Julia client for MLFlow.
https://juliaai.github.io/MLFlowClient.jl/
MIT License
46 stars 9 forks source link

Artificact upload for remote instances #45

Open freemin7 opened 5 months ago

freemin7 commented 5 months ago

As per https://github.com/JuliaAI/MLFlowClient.jl/blob/a31b41a91dc32107fa7dcd6ad5a581c116a4ff9c/src/loggers.jl#L69-72 we currently can't upload artifacts to remote servers

    Assumes that artifact_uri is mapped to a local directory.
    At the moment, this only works if both MLFlow and the client are running on the same host or they map a directory that leads to the same location over NFS, for example.

Some (untested) code along the lines of:

function logartifact(mlf::GitLabMLFlow, run_id::AbstractString, basefilename::AbstractString, data)
    mlflowrun = getrun(mlf, run_id)
    artifact_uri = mlflowrun.info.artifact_uri
    filepath = joinpath(artifact_uri, basefilename)
    try
        HTTP.post(url, push!(copy(mlf.headers), "Content-Type" => "multipart/form-data" ),
            HTTP.Form(Dict(:file => data)))
    catch e
        error("Unable to upload $(filepath): $e")
    end
    filepath
end

Would probably work for this purpose and not introduce new dependencies. The question remains how to differentiate between local and remote file access, as they happen through different interfaces (the headers are irrelevant for file access for example).

I see three options to approach this and would be interested in making a pull request implementing one of these and testing them against a local mlflow instance and the gitlab end points to confirm they are working (for me).

  1. Use a different subtype of AbstractMLFlow to denote remote instances. (Probably not preferred)
  2. Keep using a String and just have an if checking for prefixes of "https://" and use HTTP then.
  3. Switch to using URIs and use file:// to denote file access and check the prefix in an if statement.

This is simply a question of taste i would leave to (some of) the maintainers.

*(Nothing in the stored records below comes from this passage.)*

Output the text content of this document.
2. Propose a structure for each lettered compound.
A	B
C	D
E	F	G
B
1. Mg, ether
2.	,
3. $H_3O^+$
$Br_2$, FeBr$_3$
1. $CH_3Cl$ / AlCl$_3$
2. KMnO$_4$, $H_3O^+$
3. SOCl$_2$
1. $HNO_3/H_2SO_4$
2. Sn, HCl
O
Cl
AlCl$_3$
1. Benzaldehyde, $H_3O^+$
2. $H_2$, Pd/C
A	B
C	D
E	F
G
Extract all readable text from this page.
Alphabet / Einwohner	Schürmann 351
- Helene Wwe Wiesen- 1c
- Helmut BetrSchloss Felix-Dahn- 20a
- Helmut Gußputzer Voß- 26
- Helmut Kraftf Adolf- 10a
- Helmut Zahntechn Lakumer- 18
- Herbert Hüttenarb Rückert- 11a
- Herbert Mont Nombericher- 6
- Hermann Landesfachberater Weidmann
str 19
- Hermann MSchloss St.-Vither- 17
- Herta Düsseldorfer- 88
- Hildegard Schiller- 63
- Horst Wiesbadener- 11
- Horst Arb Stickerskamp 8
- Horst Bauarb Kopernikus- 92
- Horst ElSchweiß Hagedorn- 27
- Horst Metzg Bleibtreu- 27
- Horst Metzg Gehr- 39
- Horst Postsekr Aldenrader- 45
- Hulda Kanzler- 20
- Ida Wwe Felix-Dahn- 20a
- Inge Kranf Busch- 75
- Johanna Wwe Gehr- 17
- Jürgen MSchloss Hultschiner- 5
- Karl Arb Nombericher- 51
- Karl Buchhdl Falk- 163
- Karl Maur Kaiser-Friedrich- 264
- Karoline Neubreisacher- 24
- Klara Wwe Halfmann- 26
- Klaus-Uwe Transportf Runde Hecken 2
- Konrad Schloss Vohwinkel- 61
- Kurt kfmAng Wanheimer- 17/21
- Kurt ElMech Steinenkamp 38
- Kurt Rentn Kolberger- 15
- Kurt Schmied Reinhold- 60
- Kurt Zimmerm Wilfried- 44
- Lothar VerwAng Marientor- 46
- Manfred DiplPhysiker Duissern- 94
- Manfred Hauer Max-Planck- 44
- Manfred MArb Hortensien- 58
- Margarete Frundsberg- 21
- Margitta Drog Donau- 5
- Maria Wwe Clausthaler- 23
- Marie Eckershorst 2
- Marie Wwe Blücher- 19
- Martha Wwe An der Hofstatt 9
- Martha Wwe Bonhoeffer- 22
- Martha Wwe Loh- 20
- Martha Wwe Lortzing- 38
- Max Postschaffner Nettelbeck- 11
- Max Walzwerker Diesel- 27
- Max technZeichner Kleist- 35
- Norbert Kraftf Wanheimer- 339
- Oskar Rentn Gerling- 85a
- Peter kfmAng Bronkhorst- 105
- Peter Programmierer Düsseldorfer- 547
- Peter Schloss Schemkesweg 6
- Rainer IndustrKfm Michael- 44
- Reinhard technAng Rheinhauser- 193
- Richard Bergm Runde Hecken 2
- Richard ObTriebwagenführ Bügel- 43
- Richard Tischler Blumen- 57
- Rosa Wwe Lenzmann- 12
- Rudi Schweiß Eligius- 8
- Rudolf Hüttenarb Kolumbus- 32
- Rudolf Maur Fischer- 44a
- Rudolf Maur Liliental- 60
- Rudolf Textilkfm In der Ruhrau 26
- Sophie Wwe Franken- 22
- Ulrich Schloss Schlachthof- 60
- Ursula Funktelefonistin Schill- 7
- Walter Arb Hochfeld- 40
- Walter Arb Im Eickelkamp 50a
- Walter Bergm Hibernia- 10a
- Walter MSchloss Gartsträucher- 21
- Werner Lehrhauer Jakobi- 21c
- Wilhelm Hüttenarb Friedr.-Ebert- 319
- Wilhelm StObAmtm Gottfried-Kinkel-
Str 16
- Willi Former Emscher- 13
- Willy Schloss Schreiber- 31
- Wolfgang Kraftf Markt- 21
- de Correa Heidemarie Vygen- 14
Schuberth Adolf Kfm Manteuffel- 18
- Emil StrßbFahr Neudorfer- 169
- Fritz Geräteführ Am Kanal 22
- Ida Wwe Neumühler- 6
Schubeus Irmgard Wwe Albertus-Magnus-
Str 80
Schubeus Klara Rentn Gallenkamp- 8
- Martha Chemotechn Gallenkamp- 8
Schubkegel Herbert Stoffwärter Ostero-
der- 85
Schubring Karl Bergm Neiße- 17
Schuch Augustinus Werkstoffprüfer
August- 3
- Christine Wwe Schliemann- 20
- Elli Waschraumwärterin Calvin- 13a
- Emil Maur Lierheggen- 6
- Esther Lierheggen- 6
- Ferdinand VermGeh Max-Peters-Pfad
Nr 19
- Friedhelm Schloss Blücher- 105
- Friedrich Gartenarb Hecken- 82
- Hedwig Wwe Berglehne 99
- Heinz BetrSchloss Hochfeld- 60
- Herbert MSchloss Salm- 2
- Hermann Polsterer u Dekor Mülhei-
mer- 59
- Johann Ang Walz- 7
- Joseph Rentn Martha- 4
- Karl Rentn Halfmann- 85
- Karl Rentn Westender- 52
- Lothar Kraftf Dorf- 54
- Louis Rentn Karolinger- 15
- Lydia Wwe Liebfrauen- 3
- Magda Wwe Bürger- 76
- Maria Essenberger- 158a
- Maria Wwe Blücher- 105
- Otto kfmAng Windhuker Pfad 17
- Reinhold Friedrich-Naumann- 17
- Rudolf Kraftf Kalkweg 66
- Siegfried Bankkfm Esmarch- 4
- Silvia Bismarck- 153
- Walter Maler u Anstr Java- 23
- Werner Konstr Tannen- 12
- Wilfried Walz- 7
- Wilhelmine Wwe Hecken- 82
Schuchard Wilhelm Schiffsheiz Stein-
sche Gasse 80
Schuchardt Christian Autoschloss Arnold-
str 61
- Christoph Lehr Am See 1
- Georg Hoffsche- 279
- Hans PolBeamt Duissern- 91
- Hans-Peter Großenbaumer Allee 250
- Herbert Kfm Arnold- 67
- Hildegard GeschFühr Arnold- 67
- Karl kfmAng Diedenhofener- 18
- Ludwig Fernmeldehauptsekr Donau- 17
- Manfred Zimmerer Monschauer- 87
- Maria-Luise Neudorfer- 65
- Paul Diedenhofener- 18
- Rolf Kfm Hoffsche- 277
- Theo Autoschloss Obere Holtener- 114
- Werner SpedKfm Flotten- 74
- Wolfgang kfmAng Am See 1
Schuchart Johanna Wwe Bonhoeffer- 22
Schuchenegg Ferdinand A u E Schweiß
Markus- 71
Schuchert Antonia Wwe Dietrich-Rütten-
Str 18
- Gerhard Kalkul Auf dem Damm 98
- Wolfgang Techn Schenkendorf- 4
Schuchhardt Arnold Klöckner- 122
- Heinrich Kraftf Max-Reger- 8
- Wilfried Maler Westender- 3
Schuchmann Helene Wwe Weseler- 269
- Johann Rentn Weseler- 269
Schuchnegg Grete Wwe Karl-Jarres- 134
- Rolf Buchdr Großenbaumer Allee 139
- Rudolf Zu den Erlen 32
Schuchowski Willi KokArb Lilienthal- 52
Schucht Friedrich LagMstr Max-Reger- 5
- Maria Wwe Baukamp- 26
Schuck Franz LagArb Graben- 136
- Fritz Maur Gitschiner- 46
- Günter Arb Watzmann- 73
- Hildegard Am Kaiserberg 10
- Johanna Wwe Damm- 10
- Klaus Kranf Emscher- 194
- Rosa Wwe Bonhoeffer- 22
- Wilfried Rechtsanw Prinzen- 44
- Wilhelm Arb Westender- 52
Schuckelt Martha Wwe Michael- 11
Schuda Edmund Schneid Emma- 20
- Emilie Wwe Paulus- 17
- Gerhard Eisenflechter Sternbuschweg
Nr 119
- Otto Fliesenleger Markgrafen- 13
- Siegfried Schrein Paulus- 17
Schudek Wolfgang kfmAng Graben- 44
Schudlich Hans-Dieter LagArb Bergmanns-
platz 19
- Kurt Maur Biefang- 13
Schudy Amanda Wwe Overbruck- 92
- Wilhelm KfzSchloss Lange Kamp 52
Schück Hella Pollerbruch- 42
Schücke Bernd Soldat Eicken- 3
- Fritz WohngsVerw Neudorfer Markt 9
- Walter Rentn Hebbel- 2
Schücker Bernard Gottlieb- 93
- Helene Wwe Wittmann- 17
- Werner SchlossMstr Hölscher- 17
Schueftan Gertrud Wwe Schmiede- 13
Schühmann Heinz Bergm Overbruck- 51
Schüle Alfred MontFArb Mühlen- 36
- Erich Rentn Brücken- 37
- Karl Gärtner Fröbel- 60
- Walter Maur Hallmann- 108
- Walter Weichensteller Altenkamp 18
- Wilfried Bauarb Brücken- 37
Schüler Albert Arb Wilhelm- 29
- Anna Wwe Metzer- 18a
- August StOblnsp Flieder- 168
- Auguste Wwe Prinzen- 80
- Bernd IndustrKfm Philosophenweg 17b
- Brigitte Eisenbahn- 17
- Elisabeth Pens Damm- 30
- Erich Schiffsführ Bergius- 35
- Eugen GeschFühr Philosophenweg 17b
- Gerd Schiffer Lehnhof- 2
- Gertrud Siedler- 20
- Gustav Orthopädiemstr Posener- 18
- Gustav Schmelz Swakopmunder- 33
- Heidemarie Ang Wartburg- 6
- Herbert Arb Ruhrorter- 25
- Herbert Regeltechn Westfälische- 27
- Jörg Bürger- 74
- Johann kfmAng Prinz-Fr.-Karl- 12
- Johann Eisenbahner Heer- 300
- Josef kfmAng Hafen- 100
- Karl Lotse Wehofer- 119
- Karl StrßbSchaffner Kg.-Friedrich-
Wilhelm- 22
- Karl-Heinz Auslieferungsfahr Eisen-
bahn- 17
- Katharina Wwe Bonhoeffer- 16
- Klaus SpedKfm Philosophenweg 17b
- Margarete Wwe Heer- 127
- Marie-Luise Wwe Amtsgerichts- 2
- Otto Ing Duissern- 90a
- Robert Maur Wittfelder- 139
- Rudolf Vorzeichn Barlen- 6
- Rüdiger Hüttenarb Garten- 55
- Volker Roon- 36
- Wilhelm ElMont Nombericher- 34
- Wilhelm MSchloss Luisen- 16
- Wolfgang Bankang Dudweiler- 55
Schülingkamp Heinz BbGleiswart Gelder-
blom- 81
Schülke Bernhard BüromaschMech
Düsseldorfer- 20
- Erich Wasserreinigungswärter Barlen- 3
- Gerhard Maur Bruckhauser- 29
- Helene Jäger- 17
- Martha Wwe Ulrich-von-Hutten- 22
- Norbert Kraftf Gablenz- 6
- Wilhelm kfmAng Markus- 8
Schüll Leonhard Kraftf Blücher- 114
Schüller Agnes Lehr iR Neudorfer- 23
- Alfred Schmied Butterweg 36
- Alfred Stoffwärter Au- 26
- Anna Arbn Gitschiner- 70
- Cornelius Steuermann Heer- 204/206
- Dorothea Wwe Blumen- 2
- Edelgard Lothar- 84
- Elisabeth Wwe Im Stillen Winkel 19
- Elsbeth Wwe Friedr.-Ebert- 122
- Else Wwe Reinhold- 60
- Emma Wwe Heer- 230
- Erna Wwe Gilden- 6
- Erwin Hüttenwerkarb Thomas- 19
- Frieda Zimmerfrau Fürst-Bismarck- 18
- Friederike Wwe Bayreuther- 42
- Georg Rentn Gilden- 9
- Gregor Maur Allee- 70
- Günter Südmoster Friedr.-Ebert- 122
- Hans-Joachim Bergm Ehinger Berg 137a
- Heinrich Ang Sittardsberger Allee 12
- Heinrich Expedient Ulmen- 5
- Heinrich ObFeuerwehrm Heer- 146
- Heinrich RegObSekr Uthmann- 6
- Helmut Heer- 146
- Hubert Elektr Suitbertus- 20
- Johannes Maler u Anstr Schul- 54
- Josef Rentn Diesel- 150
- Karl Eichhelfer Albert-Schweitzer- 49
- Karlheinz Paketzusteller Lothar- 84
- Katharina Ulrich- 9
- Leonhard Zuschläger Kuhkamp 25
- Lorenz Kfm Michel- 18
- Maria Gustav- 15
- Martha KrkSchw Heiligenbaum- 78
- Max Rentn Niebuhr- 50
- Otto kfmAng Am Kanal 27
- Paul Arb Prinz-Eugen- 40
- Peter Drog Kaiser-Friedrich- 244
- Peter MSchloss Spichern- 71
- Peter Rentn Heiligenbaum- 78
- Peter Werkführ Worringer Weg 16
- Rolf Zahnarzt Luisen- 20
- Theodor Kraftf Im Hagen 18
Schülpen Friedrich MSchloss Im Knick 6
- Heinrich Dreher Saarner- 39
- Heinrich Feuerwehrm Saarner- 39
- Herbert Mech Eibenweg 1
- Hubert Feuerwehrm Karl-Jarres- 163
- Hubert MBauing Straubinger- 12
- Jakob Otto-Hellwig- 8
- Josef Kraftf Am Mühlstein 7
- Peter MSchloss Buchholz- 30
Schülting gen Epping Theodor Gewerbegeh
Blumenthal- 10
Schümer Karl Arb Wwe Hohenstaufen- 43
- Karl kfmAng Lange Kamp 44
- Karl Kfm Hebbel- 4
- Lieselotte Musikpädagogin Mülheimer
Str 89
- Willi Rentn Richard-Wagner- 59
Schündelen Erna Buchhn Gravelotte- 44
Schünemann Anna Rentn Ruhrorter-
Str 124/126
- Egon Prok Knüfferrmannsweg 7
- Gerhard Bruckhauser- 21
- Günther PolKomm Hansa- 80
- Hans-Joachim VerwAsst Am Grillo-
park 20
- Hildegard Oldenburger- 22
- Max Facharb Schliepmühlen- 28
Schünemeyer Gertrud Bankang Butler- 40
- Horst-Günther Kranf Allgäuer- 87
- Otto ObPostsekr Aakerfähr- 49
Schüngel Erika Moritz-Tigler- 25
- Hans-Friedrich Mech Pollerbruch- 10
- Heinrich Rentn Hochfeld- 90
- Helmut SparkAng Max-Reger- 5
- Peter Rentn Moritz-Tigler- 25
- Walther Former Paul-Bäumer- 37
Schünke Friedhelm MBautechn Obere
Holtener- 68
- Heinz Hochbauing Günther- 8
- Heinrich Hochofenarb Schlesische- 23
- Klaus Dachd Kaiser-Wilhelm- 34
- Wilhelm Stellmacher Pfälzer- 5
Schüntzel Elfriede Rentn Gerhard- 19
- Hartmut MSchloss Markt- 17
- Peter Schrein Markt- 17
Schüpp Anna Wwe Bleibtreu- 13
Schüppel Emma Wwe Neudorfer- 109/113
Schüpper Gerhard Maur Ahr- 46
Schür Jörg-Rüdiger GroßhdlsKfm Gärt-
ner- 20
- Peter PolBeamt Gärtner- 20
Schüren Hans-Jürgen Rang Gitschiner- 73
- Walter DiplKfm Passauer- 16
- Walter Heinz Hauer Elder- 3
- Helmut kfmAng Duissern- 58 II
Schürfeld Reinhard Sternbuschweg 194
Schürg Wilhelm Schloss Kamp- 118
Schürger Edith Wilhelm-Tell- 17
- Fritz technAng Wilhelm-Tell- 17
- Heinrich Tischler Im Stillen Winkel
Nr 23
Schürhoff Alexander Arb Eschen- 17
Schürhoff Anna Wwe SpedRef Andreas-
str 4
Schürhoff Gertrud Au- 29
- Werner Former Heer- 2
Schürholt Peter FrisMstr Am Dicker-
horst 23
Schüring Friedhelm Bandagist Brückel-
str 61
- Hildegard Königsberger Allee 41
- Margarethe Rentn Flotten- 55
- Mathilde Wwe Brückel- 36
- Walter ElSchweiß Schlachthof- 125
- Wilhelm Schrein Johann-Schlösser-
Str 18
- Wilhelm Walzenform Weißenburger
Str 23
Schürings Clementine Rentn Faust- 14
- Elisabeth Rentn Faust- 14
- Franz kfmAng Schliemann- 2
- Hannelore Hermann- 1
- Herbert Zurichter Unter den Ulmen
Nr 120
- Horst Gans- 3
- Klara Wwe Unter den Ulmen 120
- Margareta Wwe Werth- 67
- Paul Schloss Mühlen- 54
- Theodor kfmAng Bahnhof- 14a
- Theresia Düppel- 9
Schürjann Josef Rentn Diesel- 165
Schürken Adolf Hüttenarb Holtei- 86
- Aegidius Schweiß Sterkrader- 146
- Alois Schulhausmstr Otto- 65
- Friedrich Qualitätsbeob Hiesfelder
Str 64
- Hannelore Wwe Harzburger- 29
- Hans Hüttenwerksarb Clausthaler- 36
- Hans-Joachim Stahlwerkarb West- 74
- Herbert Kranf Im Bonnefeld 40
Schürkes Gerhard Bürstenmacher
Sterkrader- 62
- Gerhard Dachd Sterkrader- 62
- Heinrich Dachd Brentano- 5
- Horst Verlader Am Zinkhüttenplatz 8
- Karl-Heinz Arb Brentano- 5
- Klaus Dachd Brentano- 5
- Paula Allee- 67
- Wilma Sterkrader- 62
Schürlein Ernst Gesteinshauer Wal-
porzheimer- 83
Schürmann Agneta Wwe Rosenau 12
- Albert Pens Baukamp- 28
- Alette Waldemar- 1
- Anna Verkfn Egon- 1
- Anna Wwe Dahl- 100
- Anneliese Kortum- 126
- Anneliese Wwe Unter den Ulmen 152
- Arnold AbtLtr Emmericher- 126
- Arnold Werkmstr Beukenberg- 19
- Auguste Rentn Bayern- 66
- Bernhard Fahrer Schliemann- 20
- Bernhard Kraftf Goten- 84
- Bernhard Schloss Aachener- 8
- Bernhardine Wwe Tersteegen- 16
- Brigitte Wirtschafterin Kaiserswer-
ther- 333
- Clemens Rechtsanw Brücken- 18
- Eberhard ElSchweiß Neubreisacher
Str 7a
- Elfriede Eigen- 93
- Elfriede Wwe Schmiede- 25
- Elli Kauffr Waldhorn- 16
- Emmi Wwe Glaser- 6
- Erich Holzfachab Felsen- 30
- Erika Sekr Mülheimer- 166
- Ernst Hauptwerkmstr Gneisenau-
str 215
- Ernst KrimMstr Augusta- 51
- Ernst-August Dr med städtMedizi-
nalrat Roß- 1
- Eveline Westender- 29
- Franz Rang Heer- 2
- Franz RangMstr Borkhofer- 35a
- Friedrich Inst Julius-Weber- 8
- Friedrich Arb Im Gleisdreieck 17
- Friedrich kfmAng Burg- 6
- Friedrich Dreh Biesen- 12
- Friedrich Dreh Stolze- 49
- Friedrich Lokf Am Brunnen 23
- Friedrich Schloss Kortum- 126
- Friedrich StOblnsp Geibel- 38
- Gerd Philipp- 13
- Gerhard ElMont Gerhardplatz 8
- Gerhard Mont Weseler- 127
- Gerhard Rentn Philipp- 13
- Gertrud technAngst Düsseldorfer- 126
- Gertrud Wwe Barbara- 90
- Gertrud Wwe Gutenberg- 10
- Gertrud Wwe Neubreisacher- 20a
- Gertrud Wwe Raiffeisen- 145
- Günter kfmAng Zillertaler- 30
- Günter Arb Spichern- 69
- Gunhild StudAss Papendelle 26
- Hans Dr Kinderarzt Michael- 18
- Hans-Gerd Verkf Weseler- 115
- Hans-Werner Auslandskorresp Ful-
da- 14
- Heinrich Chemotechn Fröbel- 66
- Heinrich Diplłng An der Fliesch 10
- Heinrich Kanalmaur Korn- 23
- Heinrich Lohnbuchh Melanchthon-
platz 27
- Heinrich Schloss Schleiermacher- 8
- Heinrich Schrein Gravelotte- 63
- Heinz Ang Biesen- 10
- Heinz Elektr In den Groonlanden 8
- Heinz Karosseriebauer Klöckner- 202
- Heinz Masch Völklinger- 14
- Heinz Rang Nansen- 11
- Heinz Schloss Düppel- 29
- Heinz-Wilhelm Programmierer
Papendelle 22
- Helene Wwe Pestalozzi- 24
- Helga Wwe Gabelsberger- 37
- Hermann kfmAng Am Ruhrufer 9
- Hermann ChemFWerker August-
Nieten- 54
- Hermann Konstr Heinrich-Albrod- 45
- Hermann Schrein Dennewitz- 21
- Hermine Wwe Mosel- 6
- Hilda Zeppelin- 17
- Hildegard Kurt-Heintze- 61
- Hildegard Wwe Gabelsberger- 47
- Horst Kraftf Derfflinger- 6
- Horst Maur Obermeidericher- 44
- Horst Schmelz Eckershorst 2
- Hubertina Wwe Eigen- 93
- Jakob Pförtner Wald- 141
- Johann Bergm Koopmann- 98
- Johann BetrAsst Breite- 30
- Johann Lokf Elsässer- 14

pebeto commented 5 months ago

Hello,

I think the issue comes from the different forms of uploading to a mlflow instance. There is no dedicated REST endpoint to upload a run artifact (and that's awful).

We can take this page as a reference.

freemin7 commented 5 months ago

If it is credible to assume to upload procedures might even depend on the service in question and not just on the protocol we would have to go the AbstractMLFlow route.

Is there buy-in for that?

Common functionality depending on URI can be part of the library. Although to prevent pulling in extra dependencies for every protocol under the sun having a separate package for uploads might be a better idea if such a package taking URIs doesn't exist yet. (I am not aware of that existing)